Briga-se, briga-se e depois se releva tudo. Se é para proibir, proibimos. Pronto e acabou. Partimos para um novo planejamento e novas alternativas. Mas essa questão cultural da nossa alma luzitana de tentar compatibilizar tudo e ser generoso é perverso para o problema da infraestrutura. Não há um culpado específico aqui e ali. É todo um emaranhado público que precisa ser simplificado para dar mais eficiência ao Estado. 
 
Incentivo monetário na conta é a única solução para melhorar a relação do cidadão com o fornecimento de água? É preciso ter mecanismos mais duros para o uso racional?
Sim. Nós não temos um mecanismo para multar o cara. Ele usa o quanto quiser e paga por isso. Precisa passar uma lei, um decreto [na Câmara Municipal], autorizando a municipalidade a multar a pessoa que desperdiça. Como foi feito na época do apagão elétrico, em 2001. Naquela época, o brasileiro era limitado a gastar energia com o máximo de 400 kWh por mês. Se você gastasse mais, eles cortavam a sua energia por uma semana. Funcionou. Nós não tivemos apagão. Como a questão da água encanada é uma questão municipal, defendo que os vereadores municipais e o prefeito baixem uma lei ou decreto para limitar o consumo de água. 
 
É um caminho correto? Em ano de eleição, o sr acha que o governador e o prefeito teriam coragem de bancar uma proposta dessa natureza?

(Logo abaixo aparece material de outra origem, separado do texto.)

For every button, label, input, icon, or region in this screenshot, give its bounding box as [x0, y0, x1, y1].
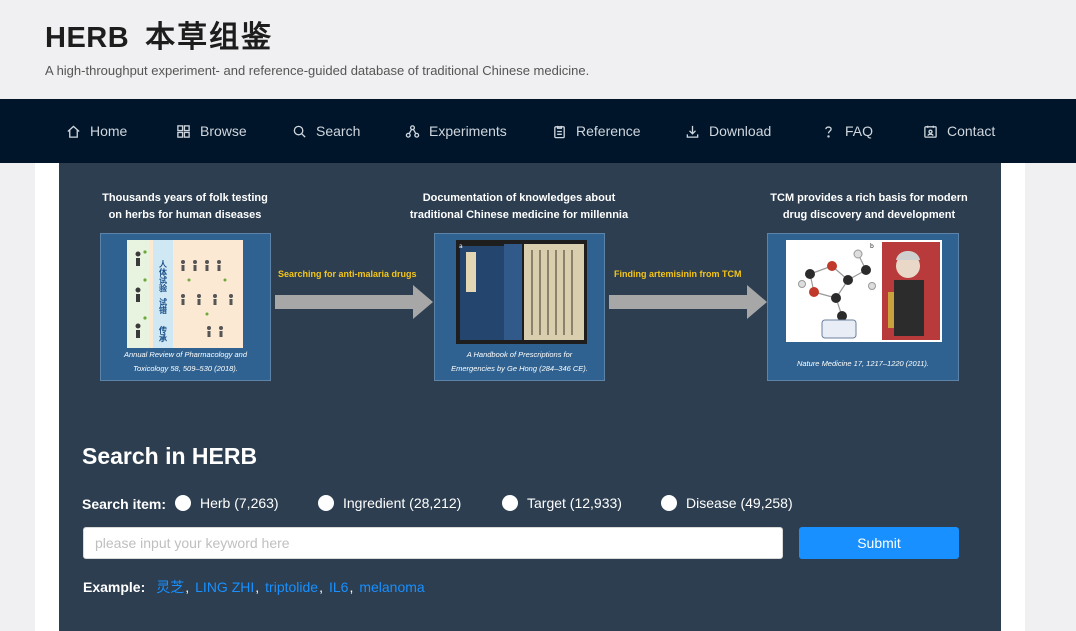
- example-separator: ,: [349, 579, 354, 595]
- home-icon: [67, 124, 80, 138]
- stage2-title-line2: traditional Chinese medicine for millenn…: [409, 209, 629, 221]
- arrow1-label: Searching for anti-malaria drugs: [278, 269, 417, 279]
- example-keywords: Example: 灵芝, LING ZHI, triptolide, IL6, …: [83, 577, 425, 597]
- stage2-caption: A Handbook of Prescriptions for Emergenc…: [435, 348, 604, 376]
- nav-reference-label: Reference: [576, 123, 641, 139]
- stage1-caption-line1: Annual Review of Pharmacology and: [124, 350, 247, 359]
- arrow-right-icon: [609, 285, 767, 319]
- radio-ingredient-circle[interactable]: [318, 495, 334, 511]
- nav-browse[interactable]: Browse: [176, 99, 247, 163]
- right-gutter: [1001, 163, 1025, 631]
- folk-testing-figure: 人体试验 试错 传承 Annual Review of Pharmacology…: [100, 233, 271, 381]
- stage3-title: TCM provides a rich basis for modern dru…: [754, 190, 984, 224]
- stage2-caption-line1: A Handbook of Prescriptions for: [466, 350, 573, 359]
- nav-faq[interactable]: FAQ: [821, 99, 873, 163]
- radio-herb-label: Herb (7,263): [200, 495, 279, 511]
- example-separator: ,: [255, 579, 260, 595]
- radio-target[interactable]: Target (12,933): [502, 495, 622, 511]
- nav-home-label: Home: [90, 123, 128, 139]
- stage1-caption: Annual Review of Pharmacology and Toxico…: [101, 348, 270, 376]
- main-navbar: Home Browse Search Experiments Reference…: [0, 99, 1076, 163]
- nav-reference[interactable]: Reference: [552, 99, 641, 163]
- site-tagline: A high-throughput experiment- and refere…: [45, 63, 590, 78]
- molecule-photo-illustration: b: [786, 240, 942, 342]
- download-icon: [686, 125, 699, 138]
- figure-label-trial-error: 试错: [159, 297, 168, 315]
- artemisinin-figure: b Nature Medicine 17, 1217–1220 (2011).: [767, 233, 959, 381]
- nav-faq-label: FAQ: [845, 123, 874, 139]
- main-content: Thousands years of folk testing on herbs…: [59, 163, 1001, 631]
- example-label: Example:: [83, 579, 146, 595]
- example-link-triptolide[interactable]: triptolide: [265, 579, 318, 595]
- search-title: Search in HERB: [82, 443, 258, 469]
- nav-download-label: Download: [709, 123, 772, 139]
- example-separator: ,: [185, 579, 190, 595]
- nav-search-label: Search: [316, 123, 361, 139]
- keyword-search-input[interactable]: [83, 527, 783, 559]
- search-item-label: Search item:: [82, 496, 167, 512]
- stage1-title-line1: Thousands years of folk testing: [102, 192, 268, 204]
- nav-home[interactable]: Home: [66, 99, 127, 163]
- brand-title-zh: 本草组鉴: [145, 20, 274, 55]
- radio-ingredient-label: Ingredient (28,212): [343, 495, 462, 511]
- radio-ingredient[interactable]: Ingredient (28,212): [318, 495, 461, 511]
- document-icon: [554, 125, 565, 138]
- left-gutter: [35, 163, 59, 631]
- stage3-title-line2: drug discovery and development: [782, 209, 956, 221]
- example-separator: ,: [319, 579, 323, 595]
- stage1-title-line2: on herbs for human diseases: [108, 209, 262, 221]
- panel3-letter: b: [870, 243, 874, 250]
- nav-experiments-label: Experiments: [429, 123, 507, 139]
- figure-label-human-trial: 人体试验: [158, 259, 168, 293]
- stage2-title-line1: Documentation of knowledges about: [422, 192, 616, 204]
- nav-search[interactable]: Search: [292, 99, 360, 163]
- search-icon: [293, 125, 306, 138]
- question-icon: [825, 125, 832, 138]
- radio-target-circle[interactable]: [502, 495, 518, 511]
- stage3-caption: Nature Medicine 17, 1217–1220 (2011).: [768, 357, 958, 371]
- network-icon: [405, 124, 420, 138]
- nav-experiments[interactable]: Experiments: [405, 99, 507, 163]
- stage3-caption-line1: Nature Medicine 17, 1217–1220 (2011).: [796, 359, 930, 368]
- radio-disease-label: Disease (49,258): [686, 495, 793, 511]
- stage2-caption-line2: Emergencies by Ge Hong (284–346 CE).: [451, 364, 588, 373]
- radio-disease[interactable]: Disease (49,258): [661, 495, 793, 511]
- panel2-letter: a: [459, 243, 463, 250]
- ancient-book-figure: a A Handbook of Prescriptions for Emerge…: [434, 233, 605, 381]
- example-link-il6[interactable]: IL6: [329, 579, 348, 595]
- nav-browse-label: Browse: [200, 123, 247, 139]
- example-link-lingzhi-zh[interactable]: 灵芝: [156, 577, 184, 597]
- arrow-right-icon: [275, 285, 433, 319]
- stage3-title-line1: TCM provides a rich basis for modern: [770, 192, 968, 204]
- nav-contact[interactable]: Contact: [923, 99, 995, 163]
- radio-herb-circle[interactable]: [175, 495, 191, 511]
- example-link-lingzhi[interactable]: LING ZHI: [195, 579, 254, 595]
- stage1-title: Thousands years of folk testing on herbs…: [85, 190, 285, 224]
- brand-title-en: HERB: [45, 22, 130, 54]
- example-link-melanoma[interactable]: melanoma: [359, 579, 424, 595]
- ancient-book-illustration: a: [456, 240, 587, 344]
- radio-herb[interactable]: Herb (7,263): [175, 495, 279, 511]
- arrow2-label: Finding artemisinin from TCM: [614, 269, 742, 279]
- submit-button[interactable]: Submit: [799, 527, 959, 559]
- stage1-caption-line2: Toxicology 58, 509–530 (2018).: [133, 364, 238, 373]
- radio-disease-circle[interactable]: [661, 495, 677, 511]
- contact-icon: [924, 125, 937, 138]
- human-testing-illustration: 人体试验 试错 传承: [127, 240, 243, 348]
- site-brand[interactable]: HERB 本草组鉴: [45, 12, 273, 56]
- nav-contact-label: Contact: [947, 123, 996, 139]
- nav-download[interactable]: Download: [685, 99, 771, 163]
- stage2-title: Documentation of knowledges about tradit…: [404, 190, 634, 224]
- radio-target-label: Target (12,933): [527, 495, 622, 511]
- figure-label-inheritance: 传承: [159, 325, 168, 343]
- site-header: HERB 本草组鉴 A high-throughput experiment- …: [0, 0, 1076, 99]
- grid-icon: [177, 124, 190, 138]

Acho um caminho correto. É preciso autorizar a Sabesp a aplicar multas e, se o cara não pagar a multa, cortar a água dele. Nós precisamos dar o real valor que água tem. Aqui na região Sudeste e Sul não se dá o valor que ela tem, como no Nordeste ou Norte do País. A Sabesp está indo pelo lado inverso do copo, que é dar um bônus para quem economizar. É interessante e correto. São os dois lados do mesmo copo. 
 
O sr acha que o bônus de 30% de desconto que a Sabesp propõe para economia de água, ao invés de aplicar multa, vai funcionar em São Paulo?
Em 2004 nós tivemos uma situação semelhante e a Sabesp ofereceu o mesmo incentivo e funcionou. A experiência brasileira mostra que é possível ir por esse caminho. Agora, evidente que pode ser porque naquela a temperatura abaixou. Mas foi muito sintomático. E as pessoas economizaram. Conseguimos superar a crise. E os reservatórios naquela época estavam na mesma situação…
 
Como a água é uma questão tão importante, essas campanhas da Sabesp precisam ser permanentes ou não?
Acho que sim. As agências reguladoras do setor de saneamento e água tinham que ser mais eficientes, como as agências reguladoras do setor elétrico. No setor elétrico colocou-se uma norma para a indústria que até 2016 não haverá mais lâmpadas incandescentes sendo fabricadas. Apenas econômicas. Ora, por que o setor de saneamento e água não pode impor regulação para a indústria para reduzir uso de água? Trabalhar com descargas que usam apenas seis ou oito litros de água. Equipamentos e torneiras com menos vazão de água? É algo viável trabalhar com a indústria para ter equipamentos mais eficientes no uso da água no dia-a-dia. 
 
Nós tivemos racionamento em 2004, agora em 2014 o problema retorna. O que fica de lição para os paulistas e paulistanos?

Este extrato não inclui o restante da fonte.